The Washington Post's Christopher Ingraham devoted a Monday item to trumpeting the study of two Illinois political scientists, which supposedly determined that "racial prejudice could play a significant role in white Americans' opposition to gun control." Ingraham spotlighted that the professors "found that whites were significantly less likely to support gun control measures when they had recently looked at pictures of black people, than when they had looked at pictures of [whites]." He also noted that the researchers cited "a rich body of sociological literature," which claim that whites have used "the trope of 'rights'...in defense of white privilege."
Ingraham led his article, "White resentment is fueling opposition to gun control, researchers say," by summarizing the results of Alexandra Filindra and Noah J. Kaplan's paper, which wasn't released in recent days, but back in November 2015. After noting the detail about those who viewed the "pictures of black people," the journalist underlined that "the study, which surveyed 1,000 white respondents, also found that the higher they scored on a common measure of racial prejudice, the stronger negative effect the photos of black people had on the respondents' support for gun control."
The Washington Post writer spent several paragraphs on the "rich body of sociological literature" that Filindra and Kaplan, who are professors at the University of Chicago at Illinois, referenced on the "language of racial resentment:"
...Racial resentment, as Filindra and Kaplan define it, is a prejudice based in the belief that blacks don't value independence and hard work and instead push for special rights conferred by the government. It upholds whites as morally superior while ignoring the structural advantages of whiteness.
Historians have noted how this type of language has often been employed by whites in the post-World War II era to oppose programs like civil rights and affirmative action....'homeowner rights' [was] used in defense of residential segregation, 'taxpayer rights' marshalled against welfare programs and affirmative action, or 'victims' rights employed in support of punitive criminal justice policies," Filindra and Kaplan write. "In each case, the trope of 'rights' was used in defense of white privilege."
Particularly with respect to the modern gun-rights movement that really took off in the '80s and '90s, the language "creates this distinction between 'law-abiding citizens' and 'criminals,'" Filindra says. She points to the type of language that's frequently used by gun rights groups who warn of ever-present threats by "predatory criminals" and a murkily-defined "they" who want to "take your guns away."

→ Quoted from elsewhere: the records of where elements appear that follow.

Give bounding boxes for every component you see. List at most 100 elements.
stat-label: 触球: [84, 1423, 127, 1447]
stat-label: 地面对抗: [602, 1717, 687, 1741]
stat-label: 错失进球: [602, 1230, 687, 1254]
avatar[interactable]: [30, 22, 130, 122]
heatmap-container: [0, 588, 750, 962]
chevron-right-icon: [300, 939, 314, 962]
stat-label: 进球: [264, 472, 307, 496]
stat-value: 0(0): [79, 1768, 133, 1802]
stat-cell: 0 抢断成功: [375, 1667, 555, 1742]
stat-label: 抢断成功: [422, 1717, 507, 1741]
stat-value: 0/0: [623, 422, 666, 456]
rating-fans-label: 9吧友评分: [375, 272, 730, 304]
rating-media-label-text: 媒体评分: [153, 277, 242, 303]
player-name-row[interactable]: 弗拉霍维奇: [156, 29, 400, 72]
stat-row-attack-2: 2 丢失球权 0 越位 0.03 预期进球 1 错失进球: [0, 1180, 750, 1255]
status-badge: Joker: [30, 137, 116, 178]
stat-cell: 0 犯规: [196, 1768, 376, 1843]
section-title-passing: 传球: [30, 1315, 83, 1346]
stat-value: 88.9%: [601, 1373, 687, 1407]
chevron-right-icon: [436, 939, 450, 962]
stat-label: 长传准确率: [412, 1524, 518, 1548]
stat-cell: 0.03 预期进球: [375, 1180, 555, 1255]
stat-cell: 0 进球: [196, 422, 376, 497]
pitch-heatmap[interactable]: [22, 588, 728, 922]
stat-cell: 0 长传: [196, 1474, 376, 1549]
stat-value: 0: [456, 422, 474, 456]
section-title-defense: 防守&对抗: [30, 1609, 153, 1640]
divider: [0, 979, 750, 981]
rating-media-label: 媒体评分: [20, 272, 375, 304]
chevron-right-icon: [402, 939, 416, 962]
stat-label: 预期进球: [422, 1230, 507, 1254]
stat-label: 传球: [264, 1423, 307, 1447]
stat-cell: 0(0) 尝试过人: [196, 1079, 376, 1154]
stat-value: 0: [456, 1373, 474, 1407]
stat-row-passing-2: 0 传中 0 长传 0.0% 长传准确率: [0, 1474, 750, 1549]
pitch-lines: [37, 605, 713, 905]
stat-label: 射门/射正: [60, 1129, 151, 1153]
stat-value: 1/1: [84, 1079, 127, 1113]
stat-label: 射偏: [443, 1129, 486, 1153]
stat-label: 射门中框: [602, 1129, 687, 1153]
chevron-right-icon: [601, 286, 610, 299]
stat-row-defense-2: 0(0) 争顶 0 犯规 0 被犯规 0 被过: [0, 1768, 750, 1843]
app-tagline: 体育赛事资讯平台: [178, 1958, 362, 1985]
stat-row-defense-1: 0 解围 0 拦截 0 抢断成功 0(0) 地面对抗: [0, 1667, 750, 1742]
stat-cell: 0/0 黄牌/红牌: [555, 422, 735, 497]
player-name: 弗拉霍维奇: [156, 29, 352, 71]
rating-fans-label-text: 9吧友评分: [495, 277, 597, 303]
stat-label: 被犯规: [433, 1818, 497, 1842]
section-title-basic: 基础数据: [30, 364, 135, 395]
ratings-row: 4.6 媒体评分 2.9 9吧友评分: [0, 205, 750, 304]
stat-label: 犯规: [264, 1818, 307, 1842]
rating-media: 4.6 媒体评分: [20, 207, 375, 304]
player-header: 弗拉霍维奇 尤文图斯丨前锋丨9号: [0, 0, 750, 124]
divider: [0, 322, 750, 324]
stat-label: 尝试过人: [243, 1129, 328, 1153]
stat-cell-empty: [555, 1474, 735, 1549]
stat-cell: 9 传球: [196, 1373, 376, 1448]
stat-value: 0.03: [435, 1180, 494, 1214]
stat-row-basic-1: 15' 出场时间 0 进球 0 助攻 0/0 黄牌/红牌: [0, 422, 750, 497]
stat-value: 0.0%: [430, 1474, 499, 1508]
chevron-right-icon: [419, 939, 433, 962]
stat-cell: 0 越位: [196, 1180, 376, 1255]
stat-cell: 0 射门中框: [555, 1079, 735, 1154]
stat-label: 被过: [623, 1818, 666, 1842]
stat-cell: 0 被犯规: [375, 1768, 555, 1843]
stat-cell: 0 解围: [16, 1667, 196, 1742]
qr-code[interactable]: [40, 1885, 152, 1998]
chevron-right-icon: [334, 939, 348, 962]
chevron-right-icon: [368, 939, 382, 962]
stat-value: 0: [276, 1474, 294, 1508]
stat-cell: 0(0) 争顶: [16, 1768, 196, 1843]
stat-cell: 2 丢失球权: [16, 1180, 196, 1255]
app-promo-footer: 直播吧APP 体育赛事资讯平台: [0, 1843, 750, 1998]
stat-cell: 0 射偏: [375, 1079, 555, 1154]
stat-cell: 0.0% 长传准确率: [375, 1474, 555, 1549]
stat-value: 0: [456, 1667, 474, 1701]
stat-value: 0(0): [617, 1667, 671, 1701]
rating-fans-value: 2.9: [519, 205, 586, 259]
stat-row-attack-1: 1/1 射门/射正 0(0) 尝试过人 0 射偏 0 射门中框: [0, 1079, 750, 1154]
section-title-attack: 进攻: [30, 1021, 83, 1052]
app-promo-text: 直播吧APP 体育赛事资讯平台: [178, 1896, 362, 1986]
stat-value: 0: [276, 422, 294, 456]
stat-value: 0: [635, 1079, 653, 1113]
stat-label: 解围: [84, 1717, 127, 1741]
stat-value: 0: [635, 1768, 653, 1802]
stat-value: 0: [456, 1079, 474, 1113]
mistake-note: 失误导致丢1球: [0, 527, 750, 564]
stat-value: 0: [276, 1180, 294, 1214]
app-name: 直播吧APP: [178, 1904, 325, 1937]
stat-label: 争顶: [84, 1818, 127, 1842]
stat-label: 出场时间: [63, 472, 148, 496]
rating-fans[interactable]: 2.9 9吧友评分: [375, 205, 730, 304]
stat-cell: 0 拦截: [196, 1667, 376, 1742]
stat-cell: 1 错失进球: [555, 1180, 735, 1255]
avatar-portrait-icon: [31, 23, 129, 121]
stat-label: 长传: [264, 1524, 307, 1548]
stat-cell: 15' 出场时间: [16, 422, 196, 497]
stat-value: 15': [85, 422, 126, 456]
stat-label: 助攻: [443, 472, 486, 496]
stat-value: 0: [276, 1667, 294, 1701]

Ingraham added that the two political scientists hyped that "juxtapositions of 'law abiding citizens' and 'criminals' [are] evocative of racialized themes, as crime has long been associated with blacks in the white mind."
The journalist disclosed that the professors "say their research does not imply that all white gun owners are racist, nor that all support for gun control carries racial baggage." However, they also contended that "for a certain subset of white gun-rights supporters, particularly those who are inclined to hold certain prejudicial beliefs, messages about individualism and liberty and rights are understood in a very specific way."
Filindra acted as a mind-reader as she expounded on this supposed understanding:
..."I am showing my white nationalist pride in a sort of generic way through gun ownership," Filinda posits. "This is my way of expressing my 'more-equal-than-others' status in a society where egalitarianism is the norm. I can't say that some people are better and some are worse in terms of racial groups. But I can show it symbolically. I can show I'm a better citizen."
Ingraham later turned to Australian academic Kerry O'Brien, who highlighted that the study provides additional "casual evidence" regarding a supposed connection between "racial resentment and gun ownership." O'Brien pointed out that this supposed correlation has been "well-established in existing sociological literature going back at least 30 years."
Near the end of his article, the Washington Post correspondent noted that "Filindra says that her study illustrates the limits of trying to change gun policy by appealing to hard evidence....these messages are likely falling on deaf ears if many white gun owners' identities are strongly intertwined with gun ownership."